If you build microservices and you are still explaining to people that yes the app works on your machine, this guide will save you from future embarrassment. We will walk through container deployment with Docker, storing images in Amazon ECR, and running them on ECS with AWS Fargate as the serverless runtime. The goal is practical, repeatable steps that fit CI CD workflows and real world microservices.
Start with a Dockerfile that uses an official Node JS or Java base image. For Node JS keep the image lean by installing only what you need at runtime. For Java use a multi stage build so compilation happens in one stage and the final image contains just the runtime jar and jre. That way your runtime image is small and does not ship build tools like maven or gradle.

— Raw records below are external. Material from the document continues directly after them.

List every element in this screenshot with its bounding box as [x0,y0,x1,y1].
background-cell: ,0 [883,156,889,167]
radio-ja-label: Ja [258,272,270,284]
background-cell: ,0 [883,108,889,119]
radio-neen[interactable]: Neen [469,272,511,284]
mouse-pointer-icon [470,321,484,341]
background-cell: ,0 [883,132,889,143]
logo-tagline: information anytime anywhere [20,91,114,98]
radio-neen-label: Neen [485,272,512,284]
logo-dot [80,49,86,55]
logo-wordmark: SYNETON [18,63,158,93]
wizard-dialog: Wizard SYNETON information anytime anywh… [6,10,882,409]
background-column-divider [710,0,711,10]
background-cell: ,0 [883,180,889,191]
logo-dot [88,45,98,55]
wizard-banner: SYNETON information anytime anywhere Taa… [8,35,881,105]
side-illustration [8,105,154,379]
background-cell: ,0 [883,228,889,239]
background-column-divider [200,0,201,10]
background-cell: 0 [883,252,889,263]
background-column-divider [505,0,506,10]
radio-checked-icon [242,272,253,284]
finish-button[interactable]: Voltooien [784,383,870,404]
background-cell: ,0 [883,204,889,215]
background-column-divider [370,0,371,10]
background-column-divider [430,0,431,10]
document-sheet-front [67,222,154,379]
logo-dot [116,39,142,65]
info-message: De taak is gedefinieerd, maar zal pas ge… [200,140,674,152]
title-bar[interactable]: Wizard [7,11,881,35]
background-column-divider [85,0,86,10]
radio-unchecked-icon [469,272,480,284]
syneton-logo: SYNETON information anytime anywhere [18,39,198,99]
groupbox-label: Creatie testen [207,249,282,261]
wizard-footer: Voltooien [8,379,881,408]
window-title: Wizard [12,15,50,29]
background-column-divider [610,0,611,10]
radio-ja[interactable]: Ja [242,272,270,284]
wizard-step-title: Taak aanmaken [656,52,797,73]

Build your Docker image locally or in CI so it follows your repository naming convention. Tag the image with a clear version or commit reference so rollbacks are not a treasure hunt. Keep your tags consistent between CI CD pipelines and the ECR repository.
Create a private ECR repository in the AWS account where you will deploy. Authenticate the Docker client using the AWS CLI authentication method so ECS can later pull the image. Push the named image into ECR and confirm it shows up in the console or with the AWS CLI list commands.
The task definition is the brain that tells Fargate what container to run and how. Specify the ECR image name resource limits container port mappings and environment variables. Choose Fargate as the launch type and pick a CPU and memory profile that matches your app. If the app listens on a port make sure the container port mapping matches what your load balancer or service expects.
Create an ECS cluster that uses Fargate. Define a service that references your task definition and set the desired count. If the service needs external traffic attach an Application Load Balancer target group and create health checks that point to your app health endpoint. Rolling updates are handled by the service deployment settings which let you avoid downtime while swapping versions.
Stream logs to CloudWatch and set up basic metrics like CPU and memory usage. Test scaling by adjusting the desired count and configuring application autoscaling rules based on CPU or custom metrics. Use rolling deployments in ECS to avoid downtime while updating the task definition reference.
Make your CI CD pipeline produce an image and push it to ECR as a build artifact. Then have a deployment stage that registers a new task definition revision and updates the ECS service to use it. For microservices design each service to have its own ECR repository and independent task definition so teams can ship without stepping on each other.
If you follow these steps you will have a repeatable container deployment path from local build to AWS Fargate that is friendly to CI CD pipelines and microservices architectures. And you will never have to say again that it runs on your machine only.